Yeah you're exactly right, as I said we live in completely different and irreconcilable realities. The fact of the matter is, given the option between sitting down with people like myself (Hexbear user) who have extremely different views, or just hitting the button that makes us all go away, the vast majority of people will just hit the button. It's not really even a liberal thing, people behave that way regardless of ideology (although I think there's something particular about how atomized and depersonalizing the current state of social media is that makes that kind of behavior more common).
But you see my point — you're perfectly within your rights to think that everyone who's a socialist/Marxist/whatever has gone too far or whatever, and not wish to interact with them.
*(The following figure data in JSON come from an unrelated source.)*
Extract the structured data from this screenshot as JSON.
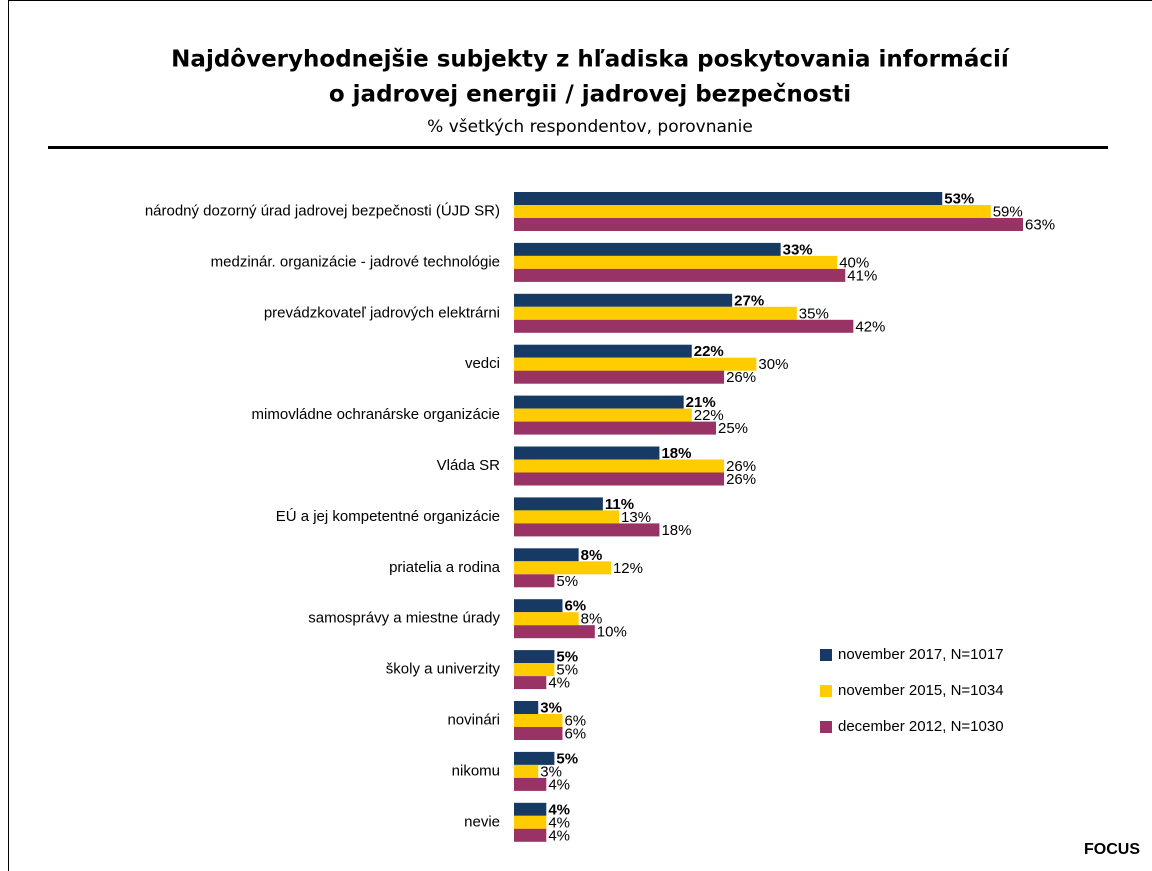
{
  "chart_data": {
    "type": "bar",
    "orientation": "horizontal",
    "title": [
      "Najdôveryhodnejšie subjekty z hľadiska poskytovania informácií",
      "o jadrovej energii / jadrovej bezpečnosti"
    ],
    "subtitle": "% všetkých respondentov, porovnanie",
    "source": "FOCUS",
    "categories": [
      "národný dozorný úrad jadrovej bezpečnosti (ÚJD SR)",
      "medzinár. organizácie - jadrové technológie",
      "prevádzkovateľ jadrových elektrárni",
      "vedci",
      "mimovládne ochranárske organizácie",
      "Vláda SR",
      "EÚ a jej kompetentné organizácie",
      "priatelia a rodina",
      "samosprávy a miestne úrady",
      "školy a univerzity",
      "novinári",
      "nikomu",
      "nevie"
    ],
    "series": [
      {
        "name": "november 2017, N=1017",
        "color": "#173a64",
        "values": [
          53,
          33,
          27,
          22,
          21,
          18,
          11,
          8,
          6,
          5,
          3,
          5,
          4
        ],
        "value_labels": [
          "53%",
          "33%",
          "27%",
          "22%",
          "21%",
          "18%",
          "11%",
          "8%",
          "6%",
          "5%",
          "3%",
          "5%",
          "4%"
        ]
      },
      {
        "name": "november 2015, N=1034",
        "color": "#ffcc00",
        "values": [
          59,
          40,
          35,
          30,
          22,
          26,
          13,
          12,
          8,
          5,
          6,
          3,
          4
        ],
        "value_labels": [
          "59%",
          "40%",
          "35%",
          "30%",
          "22%",
          "26%",
          "13%",
          "12%",
          "8%",
          "5%",
          "6%",
          "3%",
          "4%"
        ]
      },
      {
        "name": "december 2012, N=1030",
        "color": "#993366",
        "values": [
          63,
          41,
          42,
          26,
          25,
          26,
          18,
          5,
          10,
          4,
          6,
          4,
          4
        ],
        "value_labels": [
          "63%",
          "41%",
          "42%",
          "26%",
          "25%",
          "26%",
          "18%",
          "5%",
          "10%",
          "4%",
          "6%",
          "4%",
          "4%"
        ]
      }
    ],
    "legend": "lower right"
  }
}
Replicate similar preferences across a whole community, though, and it ends up isolating them and creating the situation that the root comment of this thread is lamenting. We're just little echo chambers siloed off from each other because the cognitive dissonance of experiencing each other's versions of reality is too much.

It's not just a TikTok thing, though. And isn't the fact that TikTok has gotten as large as it has (despite its current status of being run under US oligarchs for US users), and how many USAmericans decided to start using RedNote when it initially was banned in the US, also evidence to the claim that China is having a big cultural moment?
I can at least say anecdotally that random people I've met who aren't politically involved have been getting more into specifically Chinese cultural products. Games, movies, etc. And among my inner friend group (who, admittedly, are definitely much more inclined to support China politically, not just culturally) we make jokes about Chinamaxxing too.
Also, there is no equivalence between the relationship between TikTok and Chinese culture as a whole versus YouTube and Google products. "TikTok is to China as YouTube is to Google products" is not valid because TikTok is to China as YouTube is to the United States. And while checking how people feel about a country based on trends on social media wouldn't be the ideal way to gauge things (polls are obviously better) it still seems reasonable.